In some ways, COVID-19 is just another infectious illness. It has identifiable symptoms, and it disproportionately claims the elderly as its victims. But the complications that have appeared as far as how to contain it and how to treat it are something else indeed. Many people die of the flu every year, and yet we don’t go into nearly the kind of panic that the coronavirus has, and why is that? Because the flu is a known quantity, we know how to vaccinate against it, and we know how to treat it. Influenza has been controllable and somewhat predictable for a while now. COVID-19 is not, and may not be for a long time. Part of what scares people about this is that when younger, healthier people do contract it, the best way to manage it is not yet entirely known, and if there is one thing we hate, it is unknowns.
Among other things, the virus has thrown back into focus just how unpredictable life is, and how capricious it can be with respect to our deaths. COVID may not kill with the speed or ferocity of maladies like smallpox or the plague, but it has quite effectively dented the developed world’s seeming indifference to the ever-presence of death. What was once known is now unknown, what was constant is now variable. The contradictory and constantly changing advice from authorities at least theoretically knowledgeable on such things has not helped matters. People who we thought knew what they were doing, it is now readily apparent, are no less error-prone than the rest of us. Time was we could safely presume our deaths were at some point in the distant future, but that luxury many can no longer afford.
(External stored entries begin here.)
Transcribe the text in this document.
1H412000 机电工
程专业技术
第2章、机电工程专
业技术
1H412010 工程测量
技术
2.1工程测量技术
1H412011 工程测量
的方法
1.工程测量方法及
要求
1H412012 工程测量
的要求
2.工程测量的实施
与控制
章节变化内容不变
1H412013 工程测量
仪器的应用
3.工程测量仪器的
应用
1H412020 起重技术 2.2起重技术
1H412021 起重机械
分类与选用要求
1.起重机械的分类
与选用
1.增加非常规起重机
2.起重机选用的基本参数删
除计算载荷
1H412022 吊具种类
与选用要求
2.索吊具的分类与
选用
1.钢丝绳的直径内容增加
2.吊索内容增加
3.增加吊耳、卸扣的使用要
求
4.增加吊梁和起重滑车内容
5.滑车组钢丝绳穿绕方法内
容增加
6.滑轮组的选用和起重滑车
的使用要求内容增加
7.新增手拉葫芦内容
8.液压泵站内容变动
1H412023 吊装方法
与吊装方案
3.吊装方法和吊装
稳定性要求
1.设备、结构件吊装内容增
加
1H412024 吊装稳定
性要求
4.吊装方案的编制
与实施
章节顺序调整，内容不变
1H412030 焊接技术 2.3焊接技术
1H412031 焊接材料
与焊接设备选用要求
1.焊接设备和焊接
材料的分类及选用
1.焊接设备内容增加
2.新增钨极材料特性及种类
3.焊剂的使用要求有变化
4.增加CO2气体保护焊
For most of us, death is no longer an immanent aspect of our lives, and this has profoundly affected how we approach it. From our current standpoint, we no longer appreciate that our forebears lived in world saturated by death. Women died in childbirth, children died extremely young, bad weather could ruin the harvest and cause a famine. Physical injuries now easily treatable were then life-threatening. It should not surprise us, then, that much of religion, and Christianity specifically, focused on how to prepare oneself for death. Because it is easy to think of death as something we can put off, preparing ourselves for it can extend little further than estate planning, but if you lived at a time when you could die at almost any moment, the disposition of your soul in the here and now became highly significant. It is hard to read the history of the Black Death without getting the impression people were constantly stalked by the ever-presence of death because they in fact were in an almost literal sense.
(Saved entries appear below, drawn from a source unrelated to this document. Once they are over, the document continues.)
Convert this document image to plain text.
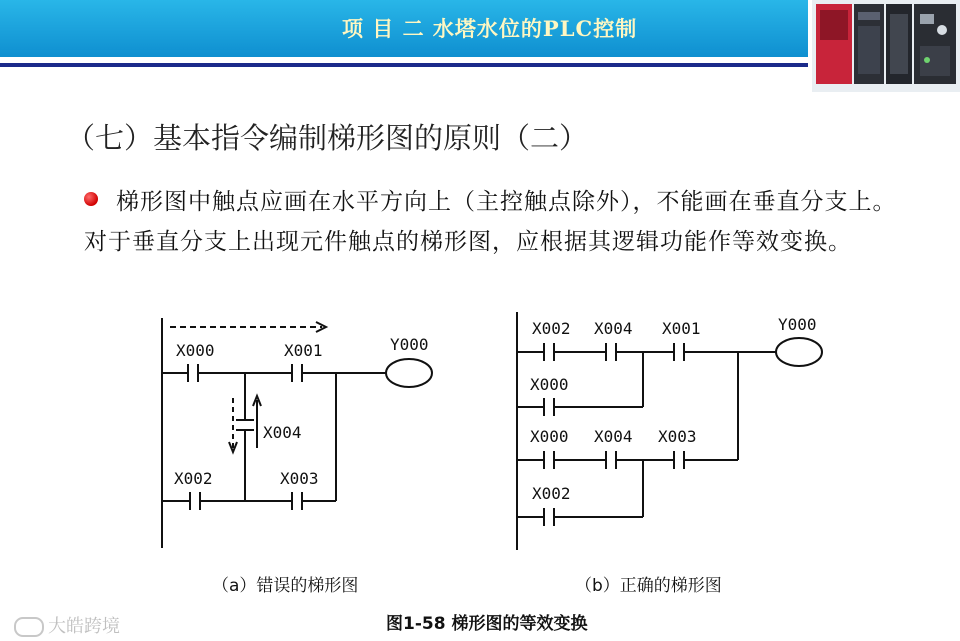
项 目 二 水塔水位的PLC控制
（七）基本指令编制梯形图的原则（二）
梯形图中触点应画在水平方向上（主控触点除外），不能画在垂直分支上。对于垂直分支上出现元件触点的梯形图，应根据其逻辑功能作等效变换。
X000	X001
X004
X002	X003
Y000
X002 X004 X001
X000
X000 X004 X003
X002
Y000
（a）错误的梯形图	（b）正确的梯形图
图1-58 梯形图的等效变换
大皓跨境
In a very real way, this affects the church too. Churches once required very strict penance to maintain right standing. This had something to do with aspects of atonement theology and the role of the church in the lives of parishioners, but this also had to do with the church’s need to reinforce that not only is sin wicked, but that it has real consequences for real people in a real world. Systems of penance reinforced the reality of sin, and in theory at least, helped people correct their sinful behavior. If you can die at any moment, you need to correct course now. By the later medieval period this had become abused to the point that it was arguably counter-productive – the Reformation did not come out of nowhere – but the point still stands that a shepherd who guards a flock in immediate peril of going over a cliff leads them in a fashion altogether different from one whose flock grazes in pastures guarded by wolf-seeking missile launchers. It is no coincidence that much of American Christianity has become a self-help gospel. The Prosperity Gospel did not appear out of nowhere either; it appeals to those more concerned about money than death because that is who the American Christian is right now.
The self-evident vices of medieval Christianity should caution us against returning to it, but I do think that the COVID crisis should function as a wake-up call for the church. What are our priorities, and are those the priorities of the scriptures? Are we teaching what we teach to help people lead a comfortable life now, or so that they can attain the next? Is our gospel one for those who already count themselves righteous, or for those who need to know that they are not? For all of their differences with each other, one thing our ancestors have in common is that they are dead. That will one day be true of all of us, and the church ought to act like it.